After 60 seconds of horror, the first strike stopped. The house had cracks but it was still standing. I then quickly ran downstairs. But the shaking was still not completely gone. When I reached the ground floor, I saw huge cracks at the edges of the house on the ground. The house was one or two seconds from collapsing. I saw a huge crowd of traumatized neighbors and my family members on the field adjoining our house. I was the only one left in our house during the whole one minute vibration. 
The earthquake, however, didn't stop there. Aftershocks big and small continued to rock. The radio on people's phones started to broadcast about the devastation.
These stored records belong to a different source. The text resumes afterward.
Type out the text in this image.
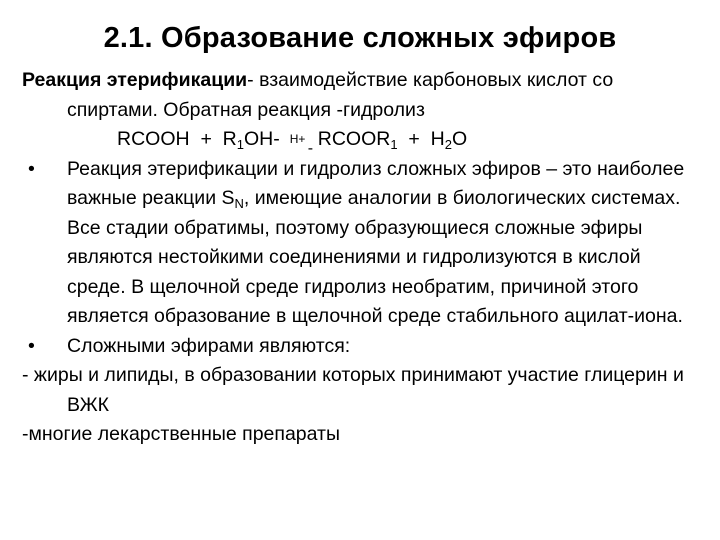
2.1. Образование сложных эфиров
Реакция этерификации- взаимодействие карбоновых кислот со спиртами. Обратная реакция -гидролиз
RCOOH + $R_1OH-$ H+
- $RCOOR_1 + H_2O$
• Реакция этерификации и гидролиз сложных эфиров – это наиболее важные реакции $S_N$, имеющие аналогии в биологических системах. Все стадии обратимы, поэтому образующиеся сложные эфиры являются нестойкими соединениями и гидролизуются в кислой среде. В щелочной среде гидролиз необратим, причиной этого является образование в щелочной среде стабильного ацилат-иона.
• Сложными эфирами являются:
- жиры и липиды, в образовании которых принимают участие глицерин и ВЖК
-многие лекарственные препараты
Our landmark tower called Dharahara is gone. Most of our historical buildings are gone. A local school nearby collapsed. And so on. That night, all of us, family members and neighbors slept right on that ground under the open sky without food or water. The earthquake kept rocking. Aftershocks continued. We could not sleep. To make the matte worse, it started to drizzle around the midnight. But we were alive and so thankful. Thousands had perished when we survived. 

When I looked back, our house should not have been standing: given that relatively stronger houses have collapsed. Had it fallen, who knows whether I would see the next sunrise. I could be buried in the debris of my own house. Or my beloved family member would perish. 
But my house didn't crumble. And I was alive even after that deadly earthquake. So many people whom I knew died. My friends died. Some relatives died. 
For more than a month, we slept under the tents on the ground. Our house which used to mean our safe refuge had now turned into the symbol of death. 
On the several days, I was plunged into serious soul-searching about life and its vulnerability and sensibility.